Наступило короткое молчание. Фолко не нашёлся, что возразить, — он сам не раз слышал эту старинную песню о поединке у стен Минас-Тирита и, зная подлинную историю, поначалу удивлялся, но потом привык, решил, что здесь простая ошибка, и более над этим никогда не задумывался. И неожиданно для самого себя вдруг спросил:
— Скажи, почтенный Олмер, отчего ты зовешь нас половинчками?!
— Так называют подобных тебе на моей родине, на востоке, где сохранилась ещё память о Днях Странствий, когда мир был ещё молод. Я знаю, на юге, в Гондоре, вас именуют невысокликами, в Рохане — холбутланами, на востоке же говорят как есть. Ну что же…
Олмер шагнул в сторону, как бы направляясь к лежащим на траве плащу и кинжалу, и в это время Санделло неожиданно протянул гному руку.

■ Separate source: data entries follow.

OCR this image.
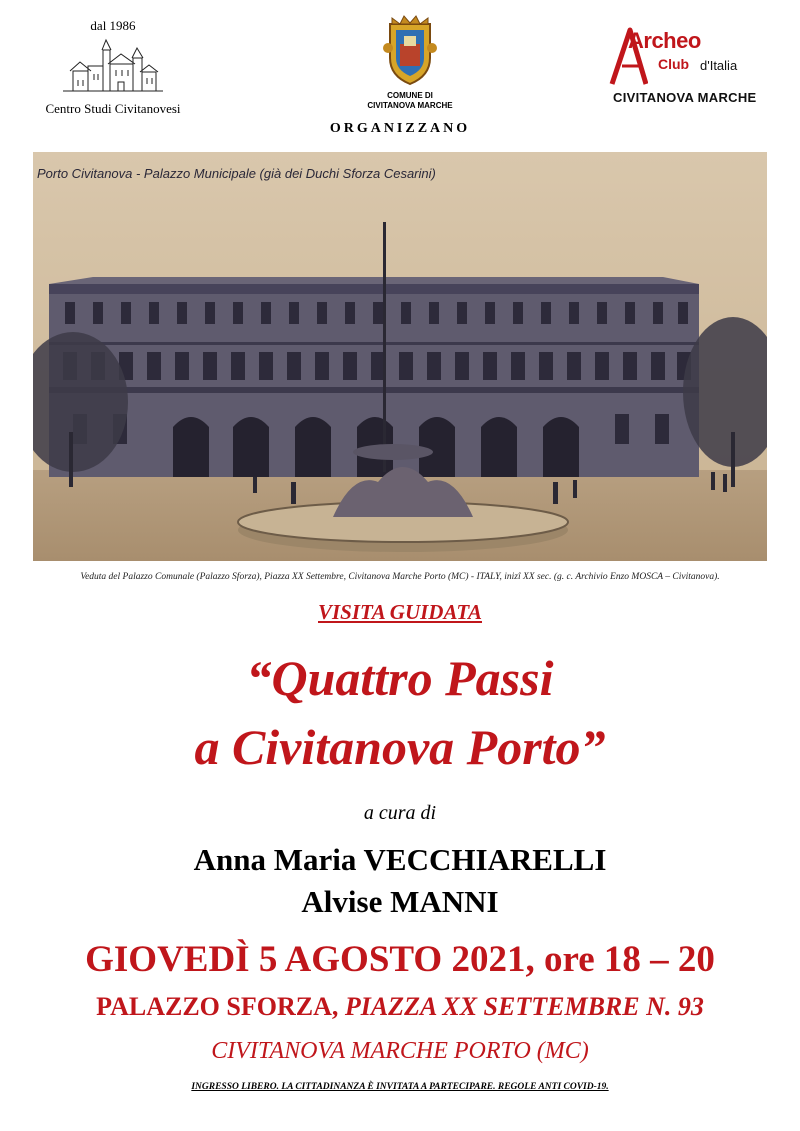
dal 1986
Centro Studi Civitanovesi
COMUNE DI
CIVITANOVA MARCHE
Archeo
Club d'Italia
CIVITANOVA MARCHE
ORGANIZZANO
Porto Civitanova - Palazzo Municipale (già dei Duchi Sforza Cesarini)
Veduta del Palazzo Comunale (Palazzo Sforza), Piazza XX Settembre, Civitanova Marche Porto (MC) - ITALY, inizî XX sec. (g. c. Archivio Enzo MOSCA – Civitanova).
VISITA GUIDATA
“Quattro Passi
a Civitanova Porto”
a cura di
Anna Maria VECCHIARELLI
Alvise MANNI
GIOVEDÌ 5 AGOSTO 2021, ore 18 – 20
PALAZZO SFORZA, PIAZZA XX SETTEMBRE N. 93
CIVITANOVA MARCHE PORTO (MC)
INGRESSO LIBERO. LA CITTADINANZA È INVITATA A PARTECIPARE. REGOLE ANTI COVID-19.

Олмер замер, не отрывая взгляда от стоящих друг против друга гнома и человека, и Фолко вдруг почувствовал лёгкое головокружение, словно смотрел вниз с огромной высоты; в следующую секунду Торин медленно пожал широкую и плоскую кисть горбуна.
— Не стоит сводить счеты после глупых ссор, не так ли?! — тихо, но настойчиво произнёс Санделло, и Торин, точно эхо, откликнулся:
— Не стоит… Что ж, если мой друг, простил тебя, будем считать, что и я не держу на тебя зла.
— Ну и хорошо, — раздался голос Олмера, и золотоискатель оказался между гномом и горбуном, кладя руки им на плечи.
Хоббит удивился, увидев, как пригнулся к земле Санделло, а Торин неожиданно пошатнулся, словно взвалил на себя тяжёлый груз; однако это длилось недолго, Олмер убрал руки, нагнулся, поднял с земли обломки топора и протянул их Торину.
— Теперь простимся, — просто сказал он, вновь кладя руку на плечо горбуна. — Что бы вы ни думали обо мне и моём спутнике, я желаю вам вернуться такими же, какие вы есть сейчас.
Трудно сказать, что изменилось в его голосе, но Фолко эти мгновения не сводил с Олмера глаз, ловя каждое его слово; последняя фраза, сказанная с какой-то мрачной решительностью, заставила хоббита вздрогнуть.
Из кустов на поляну вышел человек в недлинном дорожном плаще; он почтительно поклонился Олмеру.
— Да, да, мы сейчас, — ответил на немой вопрос Олмер. — Приведи коней…
Возникла секундная пауза, и вдруг Санделло подошёл к хоббиту.